Now all that's left is to implement starts_with_zeroes and ends_with_zeroes. In order to check that the block starts with at least min zeroes, we can test that it starts with 2^h zeroes (where 2^h <= min) by checking the appropriate Fenwick entry; then similarly check if it starts with 2^H zeroes where 2^H >= max to short cut the other way (except if max = j, it is trickier to find the right count from the Fenwick tree); then find the precise number.
def starts_with_zeroes(i, j, min, max):
start := i-j
h2 := 1
while h2 * 2 <= min:
h2 := h2 * 2
if A[start + h2] < h2:
return min
# Now h2 = 2^h in the text.
# If you insist, you can do the above operation faster with bit twiddling
# to get the 2log of min (in which case, for more info google it).
while h2 < max and A[start + 2*h2] == 2*h2:
h2 := 2*h2
if h2 == j:
# Walk up the Fenwick tree to determine the exact number of zeroes
# in interval [start+1 .. i]. (Not implemented, but easy.) Let this
# number be z.
if z < j:
h2 := h2 / 2
if h2 >= max:
return max
# Now we know that [start+1 .. start+h2] is all zeroes, but somewhere in
# [start+h2+1 .. start+2*h2] there is a one.
# Maintain invariant: the interval [start+1 .. start+h2] is all zeroes,
# and there is a one in [start+h2+1 .. start+h2+step].
step := h2;
while step > 1:
step := step / 2
if A[start + h2 + step] == step:
h2 := h2 + step
return h2
As you see, starts_with_zeroes is pretty bottom-up.
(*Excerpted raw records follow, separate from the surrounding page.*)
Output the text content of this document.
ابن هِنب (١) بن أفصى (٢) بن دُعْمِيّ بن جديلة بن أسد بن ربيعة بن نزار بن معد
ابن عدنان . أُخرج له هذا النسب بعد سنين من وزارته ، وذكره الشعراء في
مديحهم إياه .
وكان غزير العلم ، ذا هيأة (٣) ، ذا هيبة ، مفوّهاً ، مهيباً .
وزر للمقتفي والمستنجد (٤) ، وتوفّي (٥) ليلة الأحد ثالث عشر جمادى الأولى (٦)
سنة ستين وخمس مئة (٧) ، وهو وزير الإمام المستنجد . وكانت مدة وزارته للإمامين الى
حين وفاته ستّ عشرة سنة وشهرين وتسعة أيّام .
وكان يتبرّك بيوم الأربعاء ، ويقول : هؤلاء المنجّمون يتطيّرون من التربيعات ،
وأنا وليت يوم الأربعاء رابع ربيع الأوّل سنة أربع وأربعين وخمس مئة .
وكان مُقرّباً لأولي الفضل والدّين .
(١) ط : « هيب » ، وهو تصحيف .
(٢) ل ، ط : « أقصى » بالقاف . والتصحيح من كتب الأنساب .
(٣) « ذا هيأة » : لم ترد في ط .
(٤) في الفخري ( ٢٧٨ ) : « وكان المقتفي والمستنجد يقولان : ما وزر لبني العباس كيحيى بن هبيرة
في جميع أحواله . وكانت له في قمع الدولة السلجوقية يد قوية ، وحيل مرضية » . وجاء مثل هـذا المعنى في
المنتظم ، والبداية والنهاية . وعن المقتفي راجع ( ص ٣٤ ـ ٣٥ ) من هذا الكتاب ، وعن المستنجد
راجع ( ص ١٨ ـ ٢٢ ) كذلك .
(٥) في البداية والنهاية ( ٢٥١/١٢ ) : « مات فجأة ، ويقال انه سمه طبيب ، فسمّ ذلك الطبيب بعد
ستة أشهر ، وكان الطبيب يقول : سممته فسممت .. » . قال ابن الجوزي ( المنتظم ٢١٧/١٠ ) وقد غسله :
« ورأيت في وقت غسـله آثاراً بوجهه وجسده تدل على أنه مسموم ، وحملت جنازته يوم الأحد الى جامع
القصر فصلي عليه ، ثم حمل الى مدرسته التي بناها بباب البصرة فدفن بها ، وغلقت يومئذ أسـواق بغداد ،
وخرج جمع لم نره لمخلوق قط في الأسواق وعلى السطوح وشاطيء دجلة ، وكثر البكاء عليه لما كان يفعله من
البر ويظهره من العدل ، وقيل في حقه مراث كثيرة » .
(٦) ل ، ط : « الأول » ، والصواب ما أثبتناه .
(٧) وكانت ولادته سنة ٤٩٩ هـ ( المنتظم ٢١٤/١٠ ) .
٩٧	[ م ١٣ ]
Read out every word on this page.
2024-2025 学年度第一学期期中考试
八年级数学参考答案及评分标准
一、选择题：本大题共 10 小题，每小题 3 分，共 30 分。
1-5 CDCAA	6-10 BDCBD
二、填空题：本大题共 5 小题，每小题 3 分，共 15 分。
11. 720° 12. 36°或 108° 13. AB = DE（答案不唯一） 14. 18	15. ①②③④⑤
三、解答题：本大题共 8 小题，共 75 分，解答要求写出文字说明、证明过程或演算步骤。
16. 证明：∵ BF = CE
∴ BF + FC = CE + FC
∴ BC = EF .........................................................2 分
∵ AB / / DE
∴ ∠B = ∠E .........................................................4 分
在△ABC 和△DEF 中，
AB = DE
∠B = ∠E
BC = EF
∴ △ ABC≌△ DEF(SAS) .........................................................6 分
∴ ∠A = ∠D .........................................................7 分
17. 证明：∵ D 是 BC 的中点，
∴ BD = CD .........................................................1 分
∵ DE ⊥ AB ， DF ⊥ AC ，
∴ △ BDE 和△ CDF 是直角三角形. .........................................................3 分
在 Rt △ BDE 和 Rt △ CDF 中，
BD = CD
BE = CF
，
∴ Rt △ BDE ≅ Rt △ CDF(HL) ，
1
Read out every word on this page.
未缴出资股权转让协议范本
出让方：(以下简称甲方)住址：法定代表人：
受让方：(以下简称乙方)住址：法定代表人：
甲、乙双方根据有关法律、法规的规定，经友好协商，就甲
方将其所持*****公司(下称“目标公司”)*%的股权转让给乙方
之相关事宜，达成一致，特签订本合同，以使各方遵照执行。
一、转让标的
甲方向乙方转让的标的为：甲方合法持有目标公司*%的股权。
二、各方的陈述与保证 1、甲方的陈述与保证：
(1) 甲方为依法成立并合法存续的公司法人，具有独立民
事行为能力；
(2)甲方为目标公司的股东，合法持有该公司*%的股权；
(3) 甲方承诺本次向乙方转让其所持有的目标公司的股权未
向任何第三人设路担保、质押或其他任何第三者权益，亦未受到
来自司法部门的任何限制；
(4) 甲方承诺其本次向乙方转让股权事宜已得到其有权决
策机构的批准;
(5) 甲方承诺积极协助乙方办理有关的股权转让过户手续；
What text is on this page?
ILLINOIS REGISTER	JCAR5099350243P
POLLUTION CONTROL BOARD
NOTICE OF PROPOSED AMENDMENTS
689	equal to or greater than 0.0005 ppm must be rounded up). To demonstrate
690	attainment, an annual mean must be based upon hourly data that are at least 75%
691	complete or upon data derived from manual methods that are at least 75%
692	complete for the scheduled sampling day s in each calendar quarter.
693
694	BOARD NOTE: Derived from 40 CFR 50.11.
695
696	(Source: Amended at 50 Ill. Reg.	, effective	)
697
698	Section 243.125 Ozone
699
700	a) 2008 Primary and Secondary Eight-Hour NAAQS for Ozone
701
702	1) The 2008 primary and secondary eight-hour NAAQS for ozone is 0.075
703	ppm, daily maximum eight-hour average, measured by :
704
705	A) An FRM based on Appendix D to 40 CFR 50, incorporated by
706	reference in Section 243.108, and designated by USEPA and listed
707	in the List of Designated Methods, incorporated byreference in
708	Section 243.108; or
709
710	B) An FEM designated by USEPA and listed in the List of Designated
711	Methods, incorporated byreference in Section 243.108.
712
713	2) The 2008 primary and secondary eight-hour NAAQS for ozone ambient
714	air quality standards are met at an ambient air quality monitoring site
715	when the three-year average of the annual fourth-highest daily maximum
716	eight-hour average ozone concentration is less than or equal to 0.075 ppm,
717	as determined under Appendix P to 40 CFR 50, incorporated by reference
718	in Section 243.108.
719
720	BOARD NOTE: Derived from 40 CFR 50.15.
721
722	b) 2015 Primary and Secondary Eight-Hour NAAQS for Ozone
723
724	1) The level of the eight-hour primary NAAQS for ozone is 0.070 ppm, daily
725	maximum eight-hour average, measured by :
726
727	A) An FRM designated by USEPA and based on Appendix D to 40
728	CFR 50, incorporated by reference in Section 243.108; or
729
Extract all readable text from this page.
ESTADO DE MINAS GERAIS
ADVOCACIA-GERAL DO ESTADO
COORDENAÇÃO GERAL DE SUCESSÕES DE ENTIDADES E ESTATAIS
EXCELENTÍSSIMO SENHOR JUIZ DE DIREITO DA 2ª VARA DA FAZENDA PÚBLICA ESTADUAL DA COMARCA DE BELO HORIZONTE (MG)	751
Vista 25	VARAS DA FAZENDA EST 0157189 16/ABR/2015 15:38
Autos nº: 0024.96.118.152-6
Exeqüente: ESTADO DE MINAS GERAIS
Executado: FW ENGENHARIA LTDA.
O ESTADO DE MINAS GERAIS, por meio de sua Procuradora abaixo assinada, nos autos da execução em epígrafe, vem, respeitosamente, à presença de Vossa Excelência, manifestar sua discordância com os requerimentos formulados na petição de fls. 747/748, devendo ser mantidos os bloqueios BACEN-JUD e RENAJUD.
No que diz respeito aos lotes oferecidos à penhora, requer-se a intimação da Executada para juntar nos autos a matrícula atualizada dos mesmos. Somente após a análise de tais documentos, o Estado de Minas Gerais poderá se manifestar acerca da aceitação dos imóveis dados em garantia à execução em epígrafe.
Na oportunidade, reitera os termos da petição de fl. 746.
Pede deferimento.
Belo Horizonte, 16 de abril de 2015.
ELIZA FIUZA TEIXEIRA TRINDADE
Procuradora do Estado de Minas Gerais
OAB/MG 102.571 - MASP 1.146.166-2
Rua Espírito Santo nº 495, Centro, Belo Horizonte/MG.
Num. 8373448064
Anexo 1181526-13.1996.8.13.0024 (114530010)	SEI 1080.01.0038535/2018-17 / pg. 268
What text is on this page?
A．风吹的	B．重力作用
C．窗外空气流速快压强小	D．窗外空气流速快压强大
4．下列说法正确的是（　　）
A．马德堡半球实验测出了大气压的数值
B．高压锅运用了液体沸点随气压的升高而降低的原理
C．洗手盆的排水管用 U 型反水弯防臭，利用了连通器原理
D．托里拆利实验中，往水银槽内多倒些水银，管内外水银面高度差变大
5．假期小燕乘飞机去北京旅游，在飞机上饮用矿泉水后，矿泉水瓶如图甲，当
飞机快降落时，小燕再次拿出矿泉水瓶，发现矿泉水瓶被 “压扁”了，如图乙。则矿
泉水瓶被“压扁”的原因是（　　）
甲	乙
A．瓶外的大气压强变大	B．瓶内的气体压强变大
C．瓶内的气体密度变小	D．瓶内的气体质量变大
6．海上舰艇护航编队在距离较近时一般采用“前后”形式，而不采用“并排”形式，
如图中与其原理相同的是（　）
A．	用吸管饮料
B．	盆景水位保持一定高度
For ends_with_zeroes, I think you'd want to do a more top-down approach, since examining the second half of something in a Fenwick tree is a little trickier. You should be able to do a similar type of binary search-style iteration.
This algorithm is definitely not O(log(N)), and I have a hunch that this is unavoidable. The Fenwick tree simply doesn't give information that is that good for your question. However, I think this algorithm will perform fairly well in practice if suitable intervals are fairly common.